Implementation Story: CloudSearch on Node.js (Lambda) via LaunchRight.com

Implementation Stories are quick, practical examples (including code) of how the LaunchRight team utilizes technology such as third party API's, cloud services, and more within larger Launch Stories. Here we go...


As part of a larger launch story (coming soon), we recently implemented Amazon CloudSearch to support a MASSIVE data-indexing endeavor. Capitalizing off of previous development trees, we decided to implement a search API utilizing CloudSearch along with a couple of other Amazon Web Services, namely AWS Lambda and the AWS API Gateway.

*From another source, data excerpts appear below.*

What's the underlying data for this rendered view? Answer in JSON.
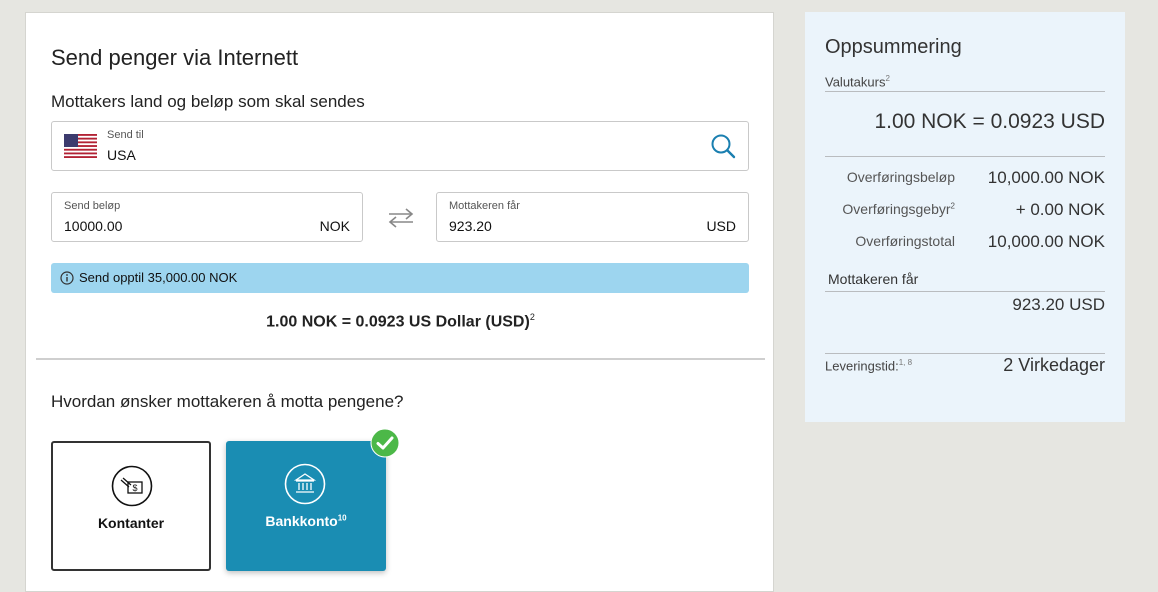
{
  "form": {
    "title": "Send penger via Internett",
    "recipient_section": "Mottakers land og beløp som skal sendes",
    "country": {
      "label": "Send til",
      "value": "USA"
    },
    "send_amount": {
      "label": "Send beløp",
      "value": "10000.00",
      "currency": "NOK"
    },
    "receive_amount": {
      "label": "Mottakeren får",
      "value": "923.20",
      "currency": "USD"
    },
    "info_banner": "Send opptil 35,000.00 NOK",
    "rate_text": "1.00 NOK = 0.0923 US Dollar (USD)",
    "rate_sup": "2",
    "method_section": "Hvordan ønsker mottakeren å motta pengene?",
    "methods": [
      {
        "label": "Kontanter",
        "sup": "",
        "selected": false
      },
      {
        "label": "Bankkonto",
        "sup": "10",
        "selected": true
      }
    ]
  },
  "summary": {
    "title": "Oppsummering",
    "rate_label": "Valutakurs",
    "rate_label_sup": "2",
    "rate_value": "1.00 NOK = 0.0923 USD",
    "rows": [
      {
        "label": "Overføringsbeløp",
        "sup": "",
        "value": "10,000.00 NOK"
      },
      {
        "label": "Overføringsgebyr",
        "sup": "2",
        "value": "+ 0.00 NOK"
      },
      {
        "label": "Overføringstotal",
        "sup": "",
        "value": "10,000.00 NOK"
      }
    ],
    "receive_label": "Mottakeren får",
    "receive_value": "923.20 USD",
    "delivery_label": "Leveringstid:",
    "delivery_sup": "1, 8",
    "delivery_value": "2 Virkedager"
  },
  "colors": {
    "banner": "#9dd5ef",
    "selected_card": "#1a8db3",
    "check": "#4cb848",
    "summary_bg": "#ebf4fb"
  }
}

Amazon CloudSearch is the Amazon Web Services "Search As A Service" or as described by Amazon:

Amazon CloudSearch is a managed service in the AWS Cloud that makes it simple and cost-effective to set up, manage, and scale a search solution for your website or application. Amazon CloudSearch supports 34 languages and popular search features such as highlighting, autocomplete, and geospatial search.
more

AWS Lambda is Amazons "on-demand compute service" offering while the AWS API Gateway is Amazon Web Services "API As A Service" offering. You can read about our implementation stories on both of these Amazon Web Services soon.

Before we get started

This implementation utilized Amazon Web Services Lambda so some steps required for utilizing AWS CloudSearch in a stand-alone node.js environment have been omitted. Drop us a comment below if you have any questions.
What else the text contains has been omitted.